Last Reviewed on June 19, 2019, by eNotes Editorial. Word Count: 310
In his analysis of recent European history, Mark Mazower inverts the customary labeling of world areas: he considers Europe, rather than Africa, to be the dark continent. Imperialist motivations, policies, and practices all enter into his assessment of the darkness of European attitudes and behaviors. The fact that European powers considered Africa to be “dark” or unenlightened, he argues, says more about the Europeans’ ideas, which they projected onto the people they encountered and used to rationalize subjugating them. The numerous conflicts that continued to affect European “union” in the late 20th century, when he was writing, are directly traced to the kinds of problems that stimulated outward expansion in the age of imperialism. One complication of that expansion was that governments sometimes refused to acknowledge that similar problems existed, or failed to address those problems, at home.
Tracing European conflicts from the late 19th century through the two 20th-century world wars, the author shows the lingering effects of imperial ideology and statecraft. Ethnic distinction, which has often been expressed in nationalist secession movements, and religious differences were among the motivating factors that had supported expansion into Africa. These factors arose with renewed vigor on the European continent.
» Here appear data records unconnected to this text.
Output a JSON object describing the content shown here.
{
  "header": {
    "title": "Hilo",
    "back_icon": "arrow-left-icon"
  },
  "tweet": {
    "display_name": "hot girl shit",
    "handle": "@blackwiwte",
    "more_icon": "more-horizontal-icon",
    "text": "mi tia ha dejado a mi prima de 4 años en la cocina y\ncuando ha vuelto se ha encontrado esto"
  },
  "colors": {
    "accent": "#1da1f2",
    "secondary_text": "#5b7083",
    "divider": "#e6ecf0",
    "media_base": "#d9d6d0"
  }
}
Bringing the issues up to date as of its 1998 publication, he also considers the break-up of the Balkans and the pushes toward expansion of the European Economic Community. Similarly, he considers the influx of peoples from formerly colonized areas, a substantial component of the refugee crisis that was already underway.
Mazower does not understate the most egregious and prolonged cases, such as the Holocaust, as he addresses the Nazi targeting of Romany, as well as Jewish, minorities. He considers the political dogma and religious persecution that under-girded Stalinist campaigns. He also examines, however, the numerous instances of sustained internal colonialism, such as England’s relationship with Ireland and Spanish policies in Catalonia.